Native Plants
Wild Rice Management and Restoration


Wild rice (manoomin) is the “food that grows on water”, whose presence fulfilled the prophecies foretold in the Anishinaabe’s migration from the east.  It is used in our daily lives, ceremonies, and feasts (Our Manoomin, Our Life).  It is also recognized as a preferred source of food for migrating waterfowl and has high ecological value for both wildlife and fish habitat.  It can also help to maintain water quality by securing loose soil, tying up nutrients, and slowing winds across shallow wetlands.  The amount of wild rice in the western U.P. has declined from historic levels due mainly to water fluctuations from hydro dams and degradation of water quality from logging and shoreline development over the past century.  In 1991, there wasn’t any wild rice present in our area, although historically it was thought to have been here and on lakes in areas named “Rice Lake”.  In 2003, The Keweenaw Bay Tribal Council affirmed the community’s interest in a wild rice program on the L’Anse Indian Reservation (KBIC Integrated Resource Management Plan).

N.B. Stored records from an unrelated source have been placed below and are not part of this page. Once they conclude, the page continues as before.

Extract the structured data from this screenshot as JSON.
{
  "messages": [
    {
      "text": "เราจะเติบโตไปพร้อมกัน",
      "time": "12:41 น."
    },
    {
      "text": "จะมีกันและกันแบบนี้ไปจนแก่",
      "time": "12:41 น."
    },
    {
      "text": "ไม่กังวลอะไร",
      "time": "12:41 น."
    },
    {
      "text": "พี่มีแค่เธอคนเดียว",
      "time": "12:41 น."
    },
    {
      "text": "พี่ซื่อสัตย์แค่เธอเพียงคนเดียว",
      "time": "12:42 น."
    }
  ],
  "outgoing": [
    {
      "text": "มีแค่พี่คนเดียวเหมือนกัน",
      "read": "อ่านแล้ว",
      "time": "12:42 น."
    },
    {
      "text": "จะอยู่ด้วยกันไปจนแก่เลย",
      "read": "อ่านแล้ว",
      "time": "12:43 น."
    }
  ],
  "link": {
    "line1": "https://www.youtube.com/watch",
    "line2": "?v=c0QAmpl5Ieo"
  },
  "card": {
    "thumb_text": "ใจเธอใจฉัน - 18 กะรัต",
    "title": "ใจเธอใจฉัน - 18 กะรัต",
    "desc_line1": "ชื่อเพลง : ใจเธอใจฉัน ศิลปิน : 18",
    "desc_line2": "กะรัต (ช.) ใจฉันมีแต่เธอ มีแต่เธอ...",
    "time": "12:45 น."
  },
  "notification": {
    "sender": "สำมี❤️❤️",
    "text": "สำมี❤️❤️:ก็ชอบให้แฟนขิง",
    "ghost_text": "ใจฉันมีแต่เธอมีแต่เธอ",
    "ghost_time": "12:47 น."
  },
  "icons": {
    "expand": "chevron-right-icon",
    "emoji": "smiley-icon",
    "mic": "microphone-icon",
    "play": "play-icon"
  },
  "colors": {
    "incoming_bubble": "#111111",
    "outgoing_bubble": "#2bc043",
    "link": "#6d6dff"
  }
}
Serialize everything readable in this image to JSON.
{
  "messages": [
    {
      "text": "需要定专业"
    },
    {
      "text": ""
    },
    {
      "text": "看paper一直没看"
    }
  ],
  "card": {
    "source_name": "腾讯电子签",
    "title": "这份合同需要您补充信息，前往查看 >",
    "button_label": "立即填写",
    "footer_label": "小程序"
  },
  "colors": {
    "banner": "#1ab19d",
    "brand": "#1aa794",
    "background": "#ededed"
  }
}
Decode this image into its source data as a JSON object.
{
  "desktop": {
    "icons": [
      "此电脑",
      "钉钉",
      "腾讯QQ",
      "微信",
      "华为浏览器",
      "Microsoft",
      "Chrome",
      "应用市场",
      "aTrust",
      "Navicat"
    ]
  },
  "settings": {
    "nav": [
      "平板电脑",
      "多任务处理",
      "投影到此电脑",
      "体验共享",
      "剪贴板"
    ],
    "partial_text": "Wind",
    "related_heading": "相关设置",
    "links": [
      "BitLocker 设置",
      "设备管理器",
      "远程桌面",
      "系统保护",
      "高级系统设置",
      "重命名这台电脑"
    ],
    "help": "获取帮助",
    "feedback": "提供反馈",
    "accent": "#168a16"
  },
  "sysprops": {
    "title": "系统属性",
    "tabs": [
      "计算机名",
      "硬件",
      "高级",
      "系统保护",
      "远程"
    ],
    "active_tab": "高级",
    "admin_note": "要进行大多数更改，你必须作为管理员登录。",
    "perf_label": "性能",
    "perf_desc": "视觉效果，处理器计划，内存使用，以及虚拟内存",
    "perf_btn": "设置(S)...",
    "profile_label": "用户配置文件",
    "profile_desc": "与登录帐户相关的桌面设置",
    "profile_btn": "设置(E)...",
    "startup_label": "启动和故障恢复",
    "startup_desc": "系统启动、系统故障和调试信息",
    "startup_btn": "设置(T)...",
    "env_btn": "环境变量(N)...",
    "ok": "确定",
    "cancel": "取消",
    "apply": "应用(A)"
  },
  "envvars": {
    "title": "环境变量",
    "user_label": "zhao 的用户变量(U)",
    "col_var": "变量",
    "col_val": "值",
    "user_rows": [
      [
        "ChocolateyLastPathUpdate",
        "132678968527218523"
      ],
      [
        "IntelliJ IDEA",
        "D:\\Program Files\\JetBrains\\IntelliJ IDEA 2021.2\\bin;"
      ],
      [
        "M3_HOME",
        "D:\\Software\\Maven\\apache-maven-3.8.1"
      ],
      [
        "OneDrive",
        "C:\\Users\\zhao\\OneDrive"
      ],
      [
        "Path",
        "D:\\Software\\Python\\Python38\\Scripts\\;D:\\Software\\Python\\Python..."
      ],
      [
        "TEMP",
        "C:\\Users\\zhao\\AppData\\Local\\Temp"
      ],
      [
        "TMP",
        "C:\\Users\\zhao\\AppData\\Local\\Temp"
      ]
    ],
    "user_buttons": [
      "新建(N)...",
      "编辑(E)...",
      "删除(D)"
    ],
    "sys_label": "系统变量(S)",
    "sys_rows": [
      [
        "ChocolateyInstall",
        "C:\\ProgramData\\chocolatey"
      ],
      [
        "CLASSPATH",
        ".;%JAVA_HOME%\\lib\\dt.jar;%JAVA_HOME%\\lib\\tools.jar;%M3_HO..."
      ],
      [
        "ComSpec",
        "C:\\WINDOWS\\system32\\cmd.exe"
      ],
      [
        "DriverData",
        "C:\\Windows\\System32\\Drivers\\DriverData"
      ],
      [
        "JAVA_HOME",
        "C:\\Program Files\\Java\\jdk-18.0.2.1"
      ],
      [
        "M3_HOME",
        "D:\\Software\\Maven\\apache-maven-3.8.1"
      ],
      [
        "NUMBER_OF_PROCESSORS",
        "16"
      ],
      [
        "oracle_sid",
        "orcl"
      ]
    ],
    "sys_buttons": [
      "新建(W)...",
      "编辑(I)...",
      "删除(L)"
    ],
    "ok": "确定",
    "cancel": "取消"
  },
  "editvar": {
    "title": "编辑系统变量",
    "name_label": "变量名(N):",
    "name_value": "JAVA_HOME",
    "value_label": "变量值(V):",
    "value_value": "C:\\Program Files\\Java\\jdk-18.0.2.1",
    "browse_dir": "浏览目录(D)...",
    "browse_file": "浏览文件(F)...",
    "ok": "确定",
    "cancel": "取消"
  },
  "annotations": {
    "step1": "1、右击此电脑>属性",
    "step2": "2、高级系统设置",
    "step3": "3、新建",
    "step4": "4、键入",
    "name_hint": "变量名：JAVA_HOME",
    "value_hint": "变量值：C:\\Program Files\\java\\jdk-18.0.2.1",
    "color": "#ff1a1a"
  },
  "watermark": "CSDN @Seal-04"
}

Our original focus was on three wetland systems:  Sand Point Sloughs, Pinery Lakes, and Mud Lakes.  In 1999, we expanded to include Robillard Impoundment.  In the last 10+ years KBIC has planted thousands of pounds of wild rice seed at 13 sites within Baraga County.  Wetlands that have had wild rice present in the last 5 years are surveyed annually.  Seeding each year is dependent on seed available, and varies from year to year.  Human and natural disturbance and consumption of wild rice by wildlife, mainly waterfowl, has impacted establishment and abundance of wild rice in seeded areas.  Huron Bay has a possible 35 acres of wetlands with favorable conditions for wild rice, the largest site bordering the reservation. In 2011 there weren’t as many plants but we had unusual seiche activity which may have uprooted many of the plants.  This continues to be a promising area which we planted in Fall 2012.  Our long term goal is to develop harvestable self-sustaining wild rice populations on the reservation and within the ceded territory for future generations.